Hi Andrew et al,
I think I see what you're asking about, and sorry to jump in late here. I've been traveling etc.
Since an SMC algorithm doesn't have monitors per se in the same way an MCMC does, the derived quantities features are not an immediate solution (unless you are using the particle MCMC approach).
One approach that I suspect you have already considered would be to do what you want by post-processing. That is, you could write a nimbleFunction -- or simply stay within R -- to iterate over samples returned by the SMC, plug them into the model, and calculate the functionals of interest. However, this would require that you extract all the necessary states, which can be a pain or prohibitive, and hence your question about doing it during the SMC run.

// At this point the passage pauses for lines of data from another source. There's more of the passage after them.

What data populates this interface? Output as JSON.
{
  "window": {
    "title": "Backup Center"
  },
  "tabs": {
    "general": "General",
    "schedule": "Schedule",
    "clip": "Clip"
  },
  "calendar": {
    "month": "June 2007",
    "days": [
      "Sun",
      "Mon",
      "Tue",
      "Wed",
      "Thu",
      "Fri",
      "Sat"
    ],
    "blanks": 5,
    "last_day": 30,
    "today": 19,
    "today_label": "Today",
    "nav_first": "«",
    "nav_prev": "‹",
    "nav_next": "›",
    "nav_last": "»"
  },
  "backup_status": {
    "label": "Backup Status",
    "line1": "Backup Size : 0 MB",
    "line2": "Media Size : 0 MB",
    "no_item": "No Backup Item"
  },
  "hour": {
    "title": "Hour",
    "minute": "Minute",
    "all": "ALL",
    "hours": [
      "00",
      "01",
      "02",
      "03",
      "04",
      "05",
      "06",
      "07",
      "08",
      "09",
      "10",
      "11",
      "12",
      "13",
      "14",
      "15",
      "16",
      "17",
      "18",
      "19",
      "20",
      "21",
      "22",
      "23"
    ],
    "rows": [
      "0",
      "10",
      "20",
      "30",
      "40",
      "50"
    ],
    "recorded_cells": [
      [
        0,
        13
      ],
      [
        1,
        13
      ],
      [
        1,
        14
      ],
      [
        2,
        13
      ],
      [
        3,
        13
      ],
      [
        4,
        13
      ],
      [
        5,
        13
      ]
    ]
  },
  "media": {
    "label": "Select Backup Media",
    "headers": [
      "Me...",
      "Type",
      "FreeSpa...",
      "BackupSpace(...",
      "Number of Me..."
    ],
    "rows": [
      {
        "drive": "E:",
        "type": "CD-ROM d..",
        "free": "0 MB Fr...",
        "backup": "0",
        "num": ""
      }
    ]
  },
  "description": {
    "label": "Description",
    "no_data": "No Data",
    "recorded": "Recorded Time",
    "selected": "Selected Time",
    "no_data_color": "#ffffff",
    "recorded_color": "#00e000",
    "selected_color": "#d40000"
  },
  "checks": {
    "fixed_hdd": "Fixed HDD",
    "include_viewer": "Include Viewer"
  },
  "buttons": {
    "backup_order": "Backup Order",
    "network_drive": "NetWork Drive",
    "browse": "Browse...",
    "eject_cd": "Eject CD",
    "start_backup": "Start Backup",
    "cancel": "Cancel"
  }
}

This is a good idea for extending nimbleSMC (which gets used less and receives less development attention than MCMC, by a long shot). You could try modifying the nimbleSMC source code, and really that strikes me as perhaps the most flexible approach, although with some learning curve. For example, if you are using the auxiliary filter, see AuxiliaryFilter.R. In buildAuxiliaryFilter, the run function iterates through the time steps, and each time step is done by an auxFstep object. Between iterations you could obtain and store the functionals of interest. If you need to do them for each particle considered at each time step, you could do that in the run function of auxFstep.
If digging into the nimbleSMC source code is not how you want to spend your time, let me suggest some tricks or workarounds that you could try right away. You can put in some "fake" data for each time step that make only a constant contribution to the likelihood but force some calculations. For example, say x[t] is a latent state in the state-space model. You could make a deterministic node that calculates what you are interested in from x[t]. Then you could make a data node that depends on that deterministic node in a constant manner. The setup code of any of the filters would decide that the data likelihood contributions needs to be calculated, and that the deterministic node needs to be calculated first (for each particle). That would give you a way to calculate some kinds of functionals (but not for example an easy way to get the deviance), and you would still need to save the values in some way, so it is not a complete solution.
Another trick is to make a nimbleRcall that calls an R function that uses the compiled model from R to get whatever you want. The nimbleRcall could be called from the deterministic node in the previous trick, or you could insert calls to it in the source code, either in the buildAuxiliaryFilter run function or the auxFstep run function (or similar for the other filters). For example, you can have an R function that uses compiled_model$getLogProb(nodes) to sum the current log probabilities of some nodes in the model and save that to a global R object. You can call that R function via a nimbleRcall from the compiled_model itself or from an algorithm using the compiled_model.
Let me know any further questions if either of these tricks seem useful and are not clear. As Daniel said, there should be a way to do it based on nimble's programmability, but it's also pretty clear it should be easier than it is.